O órgão define subalimentação como a condição "em que uma pessoa não consegue consumir comida suficiente para atingir requisitos dietéticos diários mínimos".

Em 2010, em reconhecimento por seu trabalho nessa questão, Lula recebeu da FAO o prêmio de "Campeão Mundial da Luta contra a Fome". Em 2014, o órgão anunciou que o Brasil saiu do "Mapa da Fome".

O índice de subalimentação no Brasil se manteve o mesmo até 2017, quando o último levantamento foi divulgado. Vale mencionar que, mesmo antes de Lula assumir o poder, esse indicador já estava em queda – foi de 11,9% no triênio 1999-2001 (primeiro dado disponibilizado pela FAO), para 8,7% em 2001-2003.

Contudo, não é possível atestar que houve erradicação completa do problema. Segundo um estudo do IBGE, 3,2% dos brasileiros viviam problema grave de insegurança alimentar em 2013. Em 2004, esse número era de 6,9%.


VERDADEIRO

Quase quadruplicamos as nossas exportações [nos governos do PT].

Segundo dados do Ministério da Economia, as exportações brasileiras somaram US$ 60,2 bilhões em 2002, último ano do governo Fernando Henrique Cardoso (PSDB). Em três anos durante o governo Dilma Rousseff, esse número foi pelo menos quatro vezes maior: 2011 (US$ 255,9 bilhões), 2012 (R$ 242,2 bilhões) e 2013 (US$ 241,9 bilhões).

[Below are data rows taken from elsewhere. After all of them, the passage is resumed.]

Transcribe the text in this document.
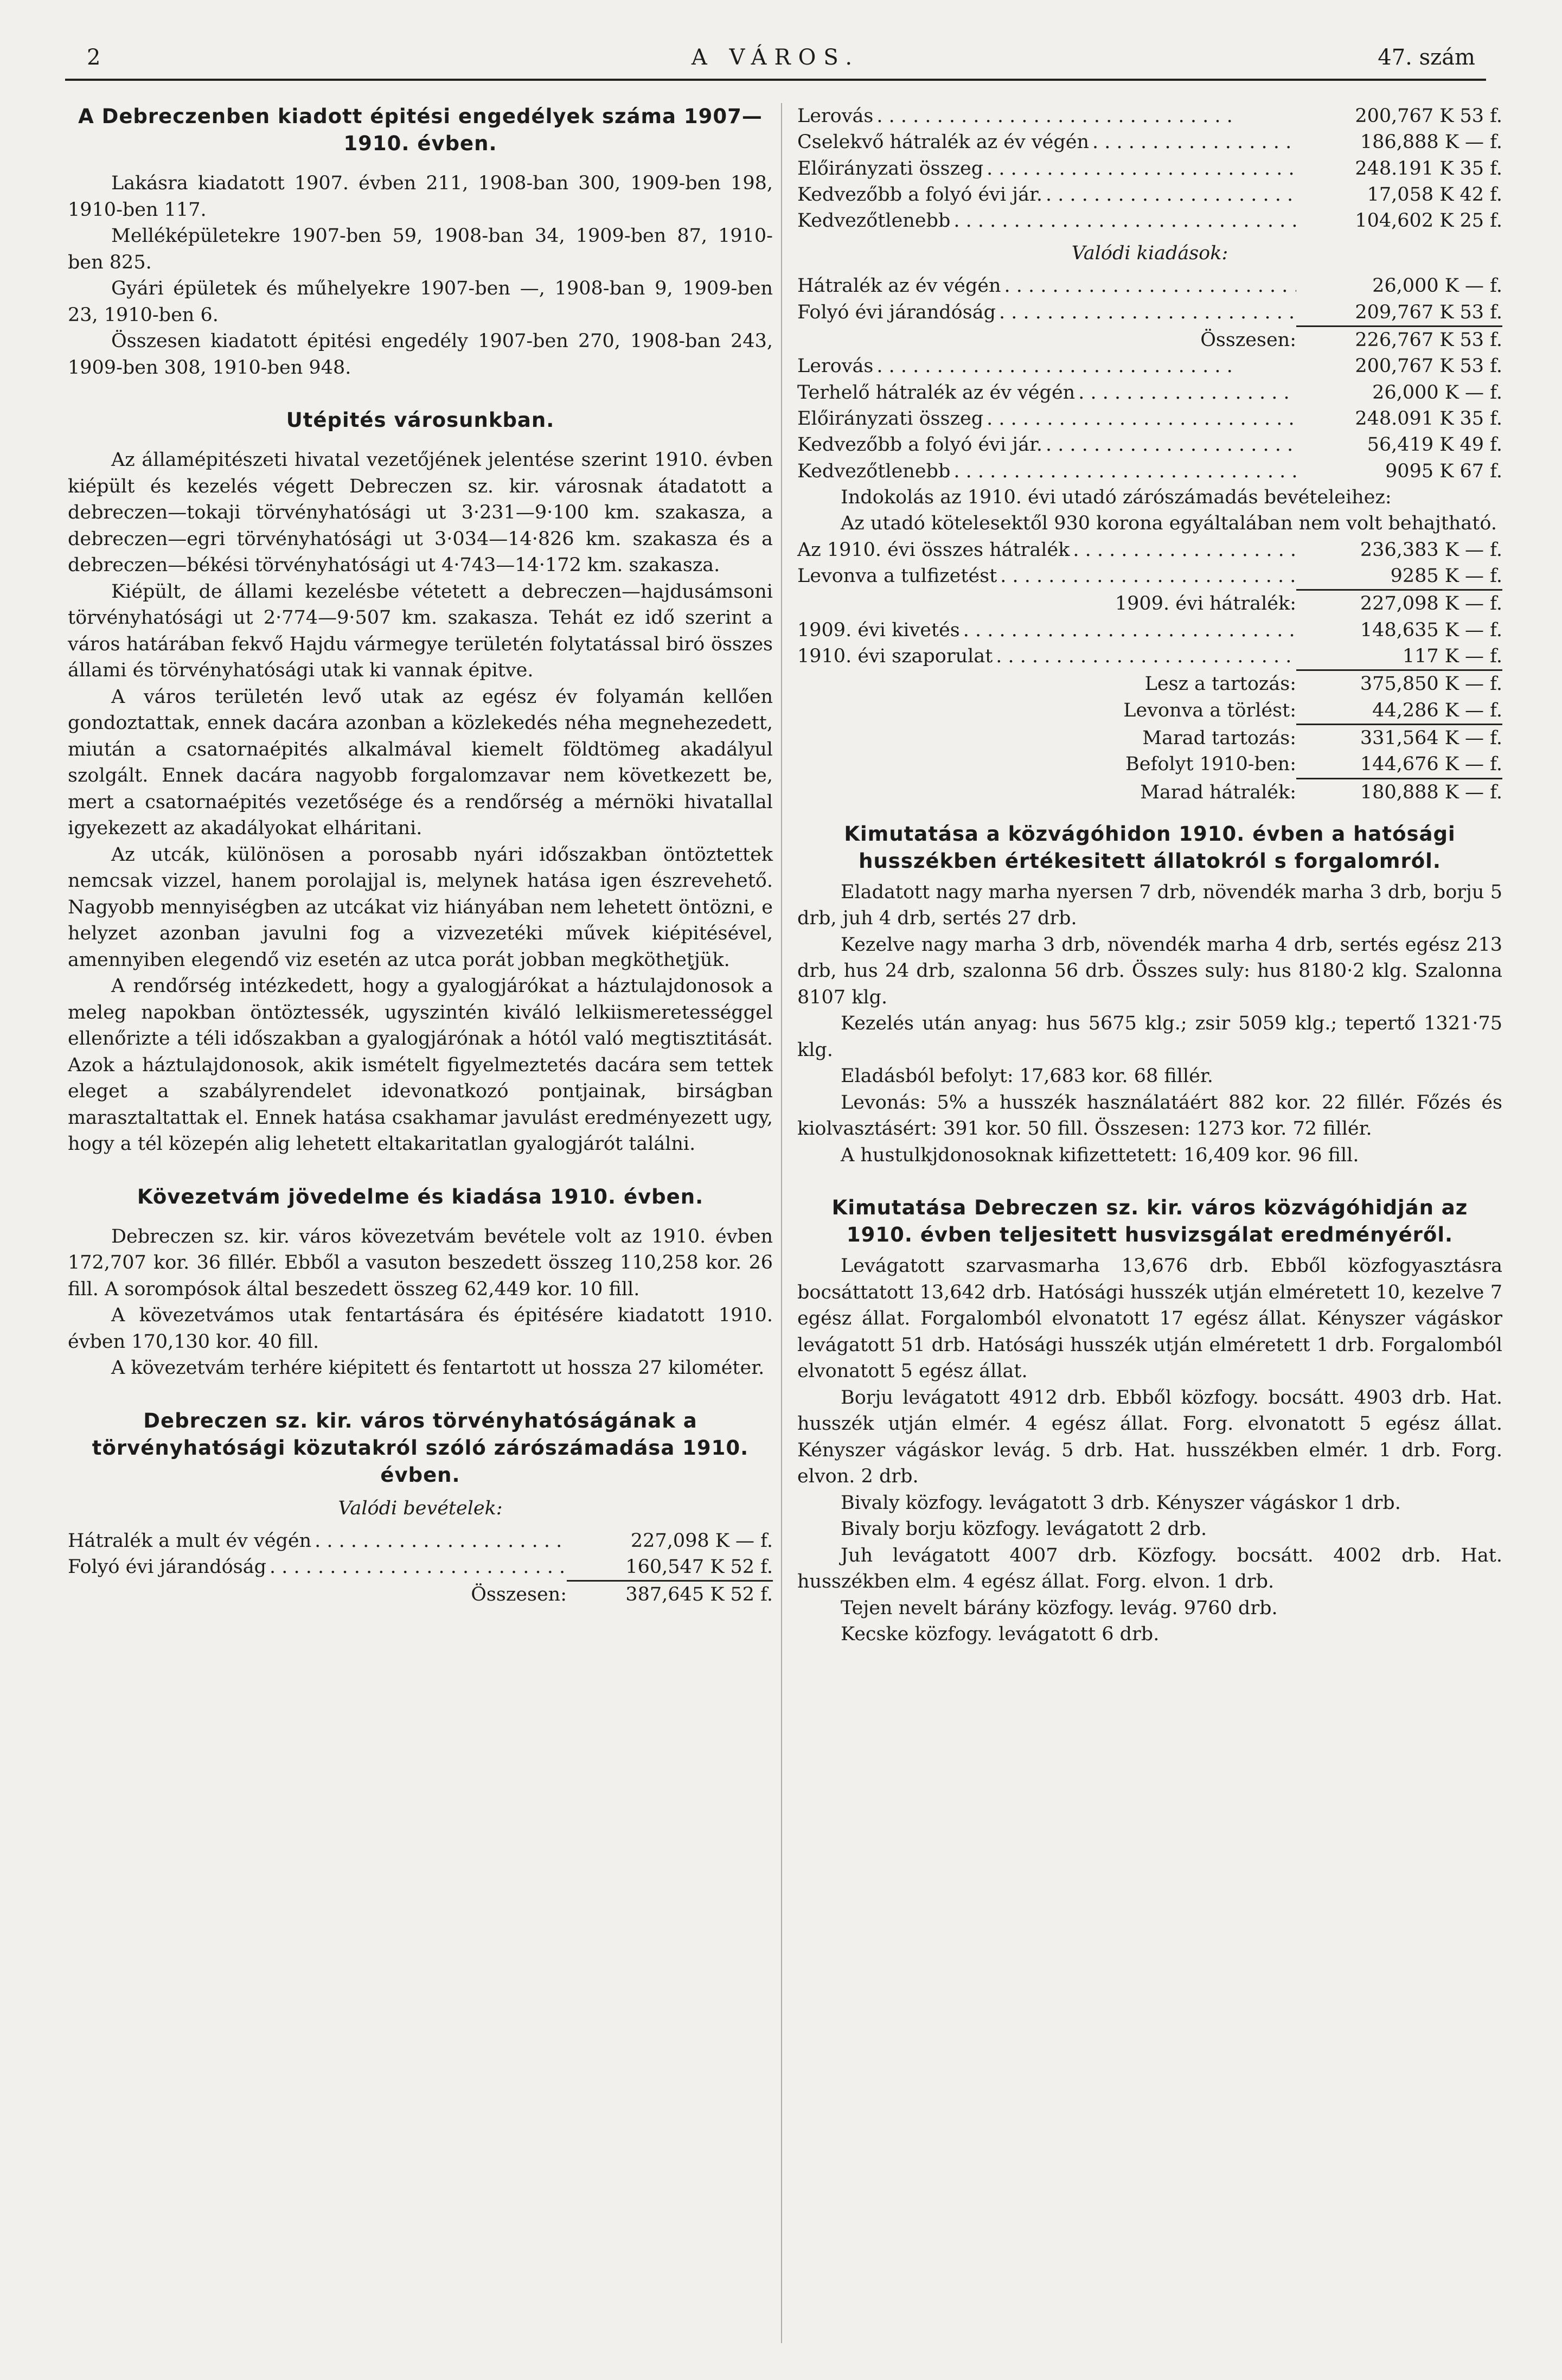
2	A VÁROS.	47. szám
A Debreczenben kiadott épitési engedélyek száma 1907—1910. évben.

Lakásra kiadatott 1907. évben 211, 1908-ban 300, 1909-ben 198, 1910-ben 117.

Melléképületekre 1907-ben 59, 1908-ban 34, 1909-ben 87, 1910-ben 825.

Gyári épületek és műhelyekre 1907-ben —, 1908-ban 9, 1909-ben 23, 1910-ben 6.

Összesen kiadatott épitési engedély 1907-ben 270, 1908-ban 243, 1909-ben 308, 1910-ben 948.

Utépités városunkban.

Az államépitészeti hivatal vezetőjének jelentése szerint 1910. évben kiépült és kezelés végett Debreczen sz. kir. városnak átadatott a debreczen—tokaji törvényhatósági ut 3·231—9·100 km. szakasza, a debreczen—egri törvényhatósági ut 3·034—14·826 km. szakasza és a debreczen—békési törvényhatósági ut 4·743—14·172 km. szakasza.

Kiépült, de állami kezelésbe vétetett a debreczen—hajdusámsoni törvényhatósági ut 2·774—9·507 km. szakasza. Tehát ez idő szerint a város határában fekvő Hajdu vármegye területén folytatással biró összes állami és törvényhatósági utak ki vannak épitve.

A város területén levő utak az egész év folyamán kellően gondoztattak, ennek dacára azonban a közlekedés néha megnehezedett, miután a csatornaépités alkalmával kiemelt földtömeg akadályul szolgált. Ennek dacára nagyobb forgalomzavar nem következett be, mert a csatornaépités vezetősége és a rendőrség a mérnöki hivatallal igyekezett az akadályokat elháritani.

Az utcák, különösen a porosabb nyári időszakban öntöztettek nemcsak vizzel, hanem porolajjal is, melynek hatása igen észrevehető. Nagyobb mennyiségben az utcákat viz hiányában nem lehetett öntözni, e helyzet azonban javulni fog a vizvezetéki művek kiépitésével, amennyiben elegendő viz esetén az utca porát jobban megkötheţjük.

A rendőrség intézkedett, hogy a gyalogjárókat a háztulajdonosok a meleg napokban öntöztessék, ugyszintén kiváló lelkiismeretességgel ellenőrizte a téli időszakban a gyalogjárónak a hótól való megtisztitását. Azok a háztulajdonosok, akik ismételt figyelmeztetés dacára sem tettek eleget a szabályrendelet idevonatkozó pontjainak, birságban marasztaltattak el. Ennek hatása csakhamar javulást eredményezett ugy, hogy a tél közepén alig lehetett eltakaritatlan gyalogjárót találni.

Kövezetvám jövedelme és kiadása 1910. évben.

Debreczen sz. kir. város kövezetvám bevétele volt az 1910. évben 172,707 kor. 36 fillér. Ebből a vasuton beszedett összeg 110,258 kor. 26 fill. A sorompósok által beszedett összeg 62,449 kor. 10 fill.

A kövezetvámos utak fentartására és épitésére kiadatott 1910. évben 170,130 kor. 40 fill.

A kövezetvám terhére kiépitett és fentartott ut hossza 27 kilométer.

Debreczen sz. kir. város törvényhatóságának a törvényhatósági közutakról szóló zárószámadása 1910. évben.
Valódi bevételek:
Hátralék a mult év végén . .	227,098 K — f.
Folyó évi járandóság . .	160,547 K 52 f.
Összesen:	387,645 K 52 f.
Lerovás . .	200,767 K 53 f.
Cselekvő hátralék az év végén . .	186,888 K — f.
Előirányzati összeg . .	248.191 K 35 f.
Kedvezőbb a folyó évi jár. . .	17,058 K 42 f.
Kedvezőtlenebb . .	104,602 K 25 f.
Valódi kiadások:
Hátralék az év végén . .	26,000 K — f.
Folyó évi járandóság . .	209,767 K 53 f.
Összesen:	226,767 K 53 f.
Lerovás . .	200,767 K 53 f.
Terhelő hátralék az év végén . .	26,000 K — f.
Előirányzati összeg . .	248.091 K 35 f.
Kedvezőbb a folyó évi jár. . .	56,419 K 49 f.
Kedvezőtlenebb . .	9095 K 67 f.

Indokolás az 1910. évi utadó zárószámadás bevételeihez:

Az utadó kötelesektől 930 korona egyáltalában nem volt behajtható.

Az 1910. évi összes hátralék . .	236,383 K — f.
Levonva a tulfizetést . .	9285 K — f.
1909. évi hátralék:	227,098 K — f.
1909. évi kivetés . .	148,635 K — f.
1910. évi szaporulat . .	117 K — f.
Lesz a tartozás:	375,850 K — f.
Levonva a törlést:	44,286 K — f.
Marad tartozás:	331,564 K — f.
Befolyt 1910-ben:	144,676 K — f.
Marad hátralék:	180,888 K — f.
Kimutatása a közvágóhidon 1910. évben a hatósági husszékben értékesitett állatokról s forgalomról.

Eladatott nagy marha nyersen 7 drb, növendék marha 3 drb, borju 5 drb, juh 4 drb, sertés 27 drb.

Kezelve nagy marha 3 drb, növendék marha 4 drb, sertés egész 213 drb, hus 24 drb, szalonna 56 drb. Összes suly: hus 8180·2 klg. Szalonna 8107 klg.

Kezelés után anyag: hus 5675 klg.; zsir 5059 klg.; tepertő 1321·75 klg.

Eladásból befolyt: 17,683 kor. 68 fillér.

Levonás: 5% a husszék használatáért 882 kor. 22 fillér. Főzés és kiolvasztásért: 391 kor. 50 fill. Összesen: 1273 kor. 72 fillér.

A hustulkjdonosoknak kifizettetett: 16,409 kor. 96 fill.

Kimutatása Debreczen sz. kir. város közvágóhidján az 1910. évben teljesitett husvizsgálat eredményéről.

Levágatott szarvasmarha 13,676 drb. Ebből közfogyasztásra bocsáttatott 13,642 drb. Hatósági husszék utján elméretett 10, kezelve 7 egész állat. Forgalomból elvonatott 17 egész állat. Kényszer vágáskor levágatott 51 drb. Hatósági husszék utján elméretett 1 drb. Forgalomból elvonatott 5 egész állat.

Borju levágatott 4912 drb. Ebből közfogy. bocsátt. 4903 drb. Hat. husszék utján elmér. 4 egész állat. Forg. elvonatott 5 egész állat. Kényszer vágáskor levág. 5 drb. Hat. husszékben elmér. 1 drb. Forg. elvon. 2 drb.

Bivaly közfogy. levágatott 3 drb. Kényszer vágáskor 1 drb.

Bivaly borju közfogy. levágatott 2 drb.

Juh levágatott 4007 drb. Közfogy. bocsátt. 4002 drb. Hat. husszékben elm. 4 egész állat. Forg. elvon. 1 drb.

Tejen nevelt bárány közfogy. levág. 9760 drb.

Kecske közfogy. levágatott 6 drb.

O número caiu em 2014 (US$ 225 bilhões), 2015 (US$ 190,9 bilhões) e 2016 (US$ 185,2 bilhões), voltou a subir a partir de 2017 (US$ 217,7 bilhões) e, no ano passado, chegou a US$ 239,9 bilhões.

As importações no período 2003-2014 também aumentaram significativamente, o que levou a uma queda no saldo comercial brasileiro. Em 2002, o Brasil teve um resultado positivo de US$ 13,1 bilhões; em 2014, um negativo de US$ 4,1 bilhões.

Fontes:

1. The Guardian

2. Folha de S.Paulo

3. G8 2010

4. Banco Mundial

5. Petrobras

6. Bloomberg

7. Bloomberg

8. MPF

9. MPF

10. MPF

11. Folha de S. Paulo

12. Ipea

13. Folha de S. Paulo

14. FAO

15. G1

16. Folha de S. Paulo

17. Ministério da Economia


*Este texto foi alterado às 10h23 de 30 de abril de 2019 para corrigir informações sobre a balança comercial brasileira. Os valores de exportações e importações inicialmente usados para comparar o último ano do governo FHC com os anos PT eram relativos apenas ao período de janeiro a março, não ao ano todo. Os números foram corrigidos, mas não alteraram o selo VERDADEIRO conferido à declaração.

*Esta checagem foi alterada às 16h de 30 de abril de 2019 para incluir dados do IBGE sobre insegurança alimentar. Tais informações fizeram com Aos Fatos reavaliasse o selo de classificação da declaração de Lula de VERDADEIRO para IMPRECISO.